L'engouement est patent, depuis la création en 2004 du « certificat d'aptitude aux fonctions d'encadrement et de responsable d'unité d'intervention sociale » (Caferuis). Après avoir attiré 750 inscrits à peine la première année, ce diplôme de niveau II est désormais préparé par près de 3 400 étudiants, chaque année, depuis 2010, selon les dernières statistiques de la Drees. Et dans la seule branche sanitaire, sociale et médico-sociale privée à but non lucratif (Bass), ce sont près de 1 000 professionnels par an qui obtiennent un financement en vue d'obtenir le certificat, d'après son fonds d'assurance formation Unifaf, et son Observatoire prospectif des métiers et des qualifications. Le Caferuis est ainsi devenu le deuxième diplôme le plus financé par Unifaf, en nombre de stagiaires.
Et ce « dynamisme » rend perplexes les deux organismes : « L'écart entre le nombre de candidats aux emplois de cadres intermédiaires et le volume de postes disponibles pourrait être en train de se creuser », viennent-ils d'alerter dans une étude sur le Caferuis. Et pour mieux « appréhender ce risque », Unifaf et l'Observatoire de la branche ont tenté de comprendre les raisons de « cette forte consommation », en interrogeant notamment 501 personnes ayant préparé le certificat entre 2008 et 2012.
Quatre logiques
Au terme de leur enquête, l'attrait du Caferuis paraît résulter de quatre logiques distinctes. Pour 38 % des éducateurs spécialisés et pour 29 % des chefs de service engagés dans cette formation, le premier objectif est de « développer de nouvelles compétences ». Il s'agit notamment de se former « au management, à la gestion budgétaire, au droit, aux procédures qualité », rappellent Unifaf et l'Observatoire de la branche. Mais l'obtention du Caferuis répond aussi à une « logique de conformité à une norme » : le décret du 19 février 2007, relatif au niveau de qualification des professionnels de direction, a fait l'objet d'une « interprétation large », estiment les deux organismes ; de ce fait, le certificat de niveau II a pu paraître indispensable pour exercer la fonction de chef de service.

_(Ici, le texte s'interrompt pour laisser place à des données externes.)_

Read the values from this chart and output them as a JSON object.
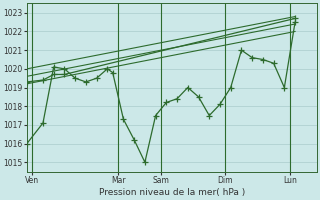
{
  "bg_color": "#cce8e8",
  "grid_color": "#aacccc",
  "line_color": "#2d6b2d",
  "title": "Pression niveau de la mer( hPa )",
  "ylim": [
    1014.5,
    1023.5
  ],
  "yticks": [
    1015,
    1016,
    1017,
    1018,
    1019,
    1020,
    1021,
    1022,
    1023
  ],
  "day_labels": [
    "Ven",
    "Mar",
    "Sam",
    "Dim",
    "Lun"
  ],
  "day_positions": [
    0.5,
    8.5,
    12.5,
    18.5,
    24.5
  ],
  "day_vlines": [
    0.5,
    8.5,
    12.5,
    18.5,
    24.5
  ],
  "xlim": [
    0,
    27
  ],
  "series1_x": [
    0.0,
    1.5,
    2.5,
    3.5,
    4.5,
    5.5,
    6.5,
    7.5,
    8.0,
    9.0,
    10.0,
    11.0,
    12.0,
    13.0,
    14.0,
    15.0,
    16.0,
    17.0,
    18.0,
    19.0,
    20.0,
    21.0,
    22.0,
    23.0,
    24.0,
    25.0
  ],
  "series1_y": [
    1016.0,
    1017.1,
    1020.1,
    1020.0,
    1019.5,
    1019.3,
    1019.5,
    1020.0,
    1019.8,
    1017.3,
    1016.2,
    1015.0,
    1017.5,
    1018.2,
    1018.4,
    1019.0,
    1018.5,
    1017.5,
    1018.1,
    1019.0,
    1021.0,
    1020.6,
    1020.5,
    1020.3,
    1019.0,
    1022.5
  ],
  "series2_x": [
    0.0,
    1.5,
    2.5,
    3.5,
    25.0
  ],
  "series2_y": [
    1019.3,
    1019.4,
    1019.7,
    1019.7,
    1022.7
  ],
  "trend1_x": [
    0.0,
    25.0
  ],
  "trend1_y": [
    1019.2,
    1022.0
  ],
  "trend2_x": [
    0.0,
    25.0
  ],
  "trend2_y": [
    1019.6,
    1022.4
  ],
  "trend3_x": [
    0.0,
    25.0
  ],
  "trend3_y": [
    1020.0,
    1022.8
  ]
}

Deux autres logiques sont mentionnées par Unifaf et l'Observatoire. Pour un employeur, tout d'abord, le financement de cette formation peut permettre de combler ses propres besoins en compétences, ou encore le désir de promotion d'un employé. Pour un salarié, ensuite, le Caferuis « est comparé à un sésame qui donne accès aux mobilités professionnelles ». De fait, parmi les 501 répondants à l'enquête, 55 % ont bel et bien pu changer de poste à la suite de leur formation. Et parmi ceux qui étaient initialement éducateurs spécialisés, la proportion est même de 61 % - la plupart devenant alors chefs de service. En miroir, malheureusement, 39 % n'ont pu changer de poste…
Trois pistes
C'est précisément pour ces professionnels préparant le Caferuis sans être déjà cadres « que la question du risque de surconsommation du diplôme se pose », soulignent Unifaf et l'Observatoire de la Bass. Ils proposent donc trois pistes d'action pour éviter qu'un « déséquilibre sur le marché du travail » ne les empêche de « concrétiser leur projet ».

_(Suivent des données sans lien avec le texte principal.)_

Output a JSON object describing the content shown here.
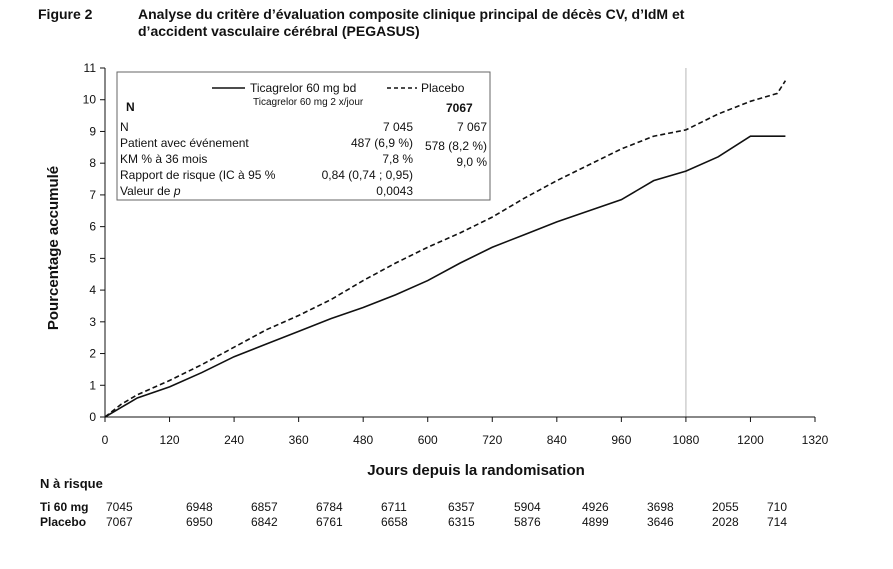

La première ne fera sans doute pas débat : assurer une « observation territorialisée du marché du travail », afin que soient mieux connus les besoins locaux en cadres intermédiaires. Mais les deux organismes relèvent également que les demandes de formation au Caferuis ont été, en partie, « faites par défaut », « faute d'alternatives », et parfois même en raison d'un « phénomène d'usure du poste occupé ». Il importerait dès lors d'aider les salariés à mieux construire leurs projets de seconde partie de carrière, et de leur proposer plusieurs « alternatives à l'encadrement ».
En dehors du management
Il reste que les « freins à la mobilité horizontale » sont aujourd'hui nombreux, comme le rappellent Unifaf et l'Observatoire : il demeure par exemple délicat de passer du secteur du handicap à celui de la protection de l'enfance. Peut-être faudrait-il donc espérer « davantage de possibilités d'occuper un emploi d'expertise reconnu en dehors du management », ajoute Pierre-Marie Lasbleis, directeur du développement et des partenariats d'Unifaf. La fonction de « coordinateur de projet », par exemple, pourrait représenter une alternative pour les secondes parties de carrière. Car un bon éducateur spécialisé ne fera pas nécessairement un bon encadrant.